"We have made it – the ART-XC telescope of the Spektr-RG observatory has completed its first all-sky survey! As we have predicted, it took almost a half of the year, during which the telescope was permanently monitoring the sky in hard X-rays", the institute said on Wednesday.
The telescope has been scanning the celestial sphere in hard X-rays from 8 December 2019 till 10 June 2020, the institute's news release reads. The observatory has registered all space events in the energy range 4–12 kiloelectron volt (keV).
The institute said that the all-sky map with a similar resolution had been created by the German observatory ROSAT in soft X-rays 30 years ago.

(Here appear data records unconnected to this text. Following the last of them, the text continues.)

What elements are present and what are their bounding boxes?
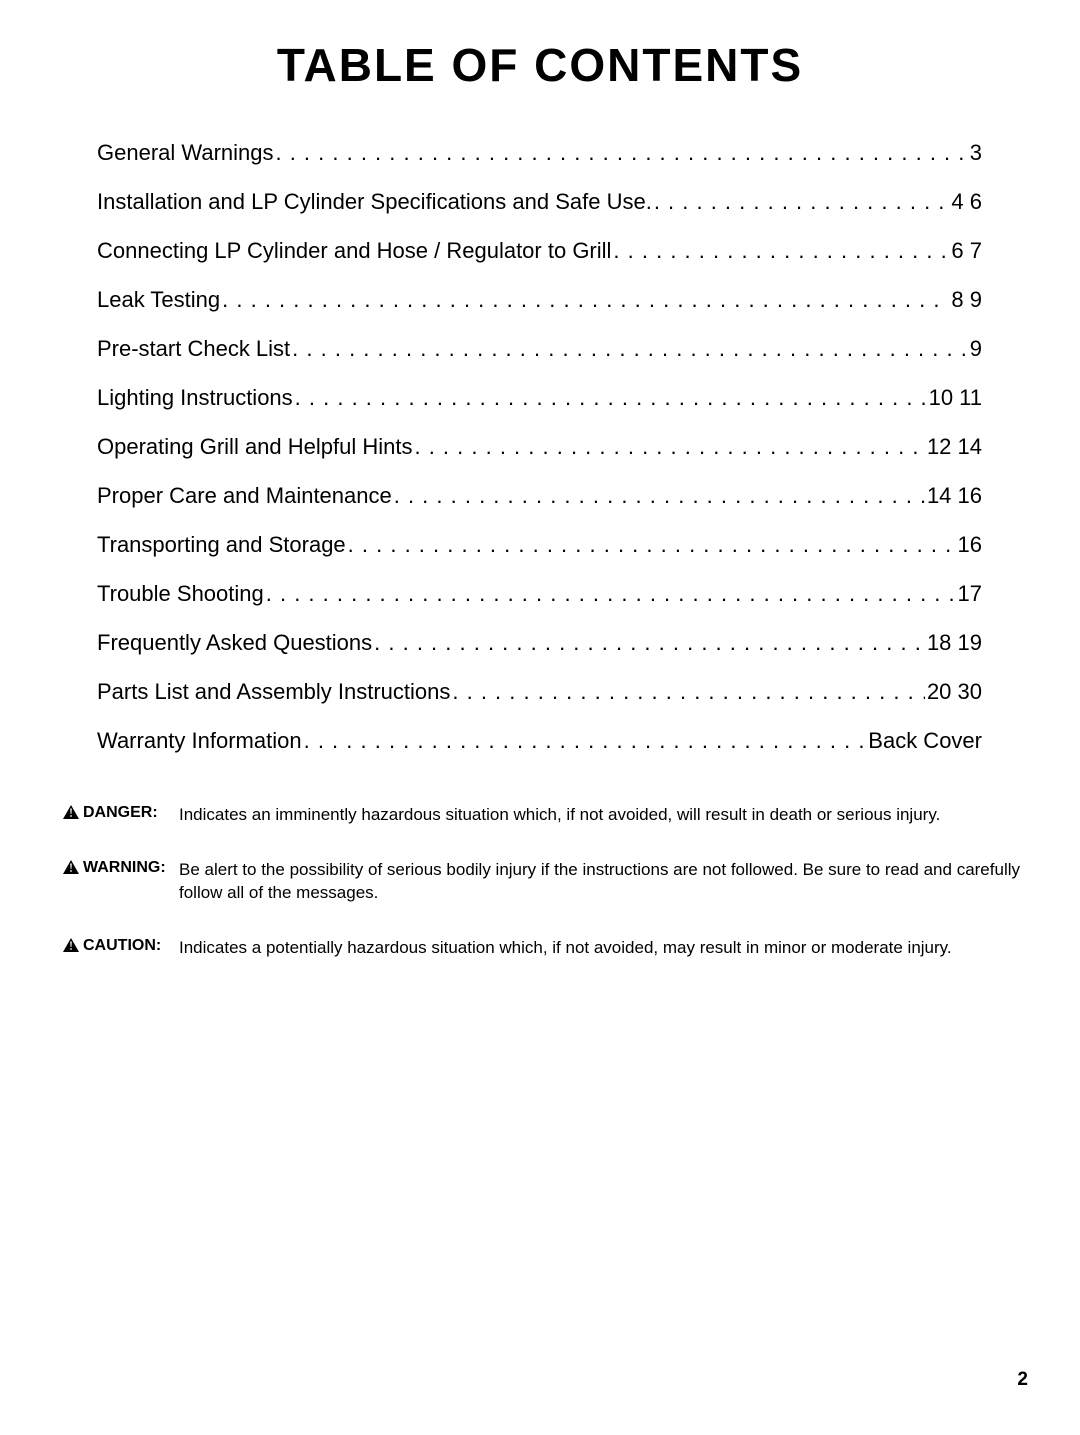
toc-page: 6 7 [951,238,982,264]
toc-entry: Warranty Information Back Cover [97,728,982,754]
warning-row-caution: CAUTION: Indicates a potentially hazardo… [63,937,1028,960]
toc-label: Pre-start Check List [97,336,290,362]
toc-leader [295,385,927,411]
toc-label: Proper Care and Maintenance [97,483,392,509]
toc-leader [292,336,968,362]
toc-entry: Transporting and Storage 16 [97,532,982,558]
warning-triangle-icon [63,805,79,819]
toc-leader [348,532,956,558]
warnings-section: DANGER: Indicates an imminently hazardou… [63,804,1028,992]
toc-entry: Connecting LP Cylinder and Hose / Regula… [97,238,982,264]
toc-label: Trouble Shooting [97,581,264,607]
toc-leader [414,434,924,460]
toc-label: Lighting Instructions [97,385,293,411]
warning-label-caution: CAUTION: [83,937,175,955]
toc-label: Leak Testing [97,287,220,313]
warning-row-warning: WARNING: Be alert to the possibility of … [63,859,1028,905]
warning-text-danger: Indicates an imminently hazardous situat… [179,804,1028,827]
toc-leader [275,140,967,166]
toc-page: 8 9 [951,287,982,313]
warning-triangle-icon [63,860,79,874]
toc-label: Transporting and Storage [97,532,346,558]
warning-label-danger: DANGER: [83,804,175,822]
toc-leader [374,630,925,656]
toc-page: 18 19 [927,630,982,656]
toc-page: 14 16 [927,483,982,509]
toc-leader [452,679,925,705]
toc-label: Warranty Information [97,728,302,754]
toc-entry: General Warnings 3 [97,140,982,166]
page-number: 2 [1017,1369,1028,1391]
toc-leader [613,238,949,264]
toc-entry: Operating Grill and Helpful Hints 12 14 [97,434,982,460]
toc-label: Parts List and Assembly Instructions [97,679,450,705]
toc-label: Connecting LP Cylinder and Hose / Regula… [97,238,611,264]
toc-page: 16 [958,532,982,558]
toc-entry: Trouble Shooting 17 [97,581,982,607]
toc-page: 3 [970,140,982,166]
toc-entry: Parts List and Assembly Instructions 20 … [97,679,982,705]
toc-entry: Frequently Asked Questions 18 19 [97,630,982,656]
warning-row-danger: DANGER: Indicates an imminently hazardou… [63,804,1028,827]
toc-leader [394,483,925,509]
toc-entry: Proper Care and Maintenance 14 16 [97,483,982,509]
page-title: Table of Contents [0,38,1080,92]
toc-entry: Leak Testing 8 9 [97,287,982,313]
toc-label: General Warnings [97,140,273,166]
toc-entry: Pre-start Check List 9 [97,336,982,362]
warning-label-warning: WARNING: [83,859,175,877]
toc-entry: Lighting Instructions 10 11 [97,385,982,411]
toc-page: 20 30 [927,679,982,705]
toc-leader [266,581,956,607]
toc-page: 4 6 [951,189,982,215]
toc-leader [222,287,949,313]
toc-label: Operating Grill and Helpful Hints [97,434,412,460]
toc-page: 17 [958,581,982,607]
toc-list: General Warnings 3 Installation and LP C… [0,140,1080,754]
warning-text-warning: Be alert to the possibility of serious b… [179,859,1028,905]
toc-page: 10 11 [929,385,982,411]
toc-leader [654,189,950,215]
toc-label: Frequently Asked Questions [97,630,372,656]
toc-label: Installation and LP Cylinder Specificati… [97,189,652,215]
toc-leader [304,728,867,754]
toc-page: Back Cover [868,728,982,754]
warning-triangle-icon [63,938,79,952]
toc-page: 9 [970,336,982,362]
toc-page: 12 14 [927,434,982,460]
warning-text-caution: Indicates a potentially hazardous situat… [179,937,1028,960]
toc-entry: Installation and LP Cylinder Specificati… [97,189,982,215]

Other sky hard X-ray maps have a much worse resolution that the map prepared by Spektr-RG.
The Spektr-RG mission is a joint project between Roscosmos and the German space agency DLR. Spektr-RG was launched from the Baikonur Cosmodrome in Kazakhstan on 13 July 2019.
For the next four years, the telescope is expected to perform eight all-sky surveys to map X-rays sources in the universe with unprecedented detail.
X-ray telescopes are used for photographing distant objects of the universe, such as clusters of galaxies, active galactic nuclei, supernova remnants, and x-ray binary stars. The difficulty of observation in the x-ray range is that the telescope must be raised above the atmosphere of the earth, opaque to x-rays.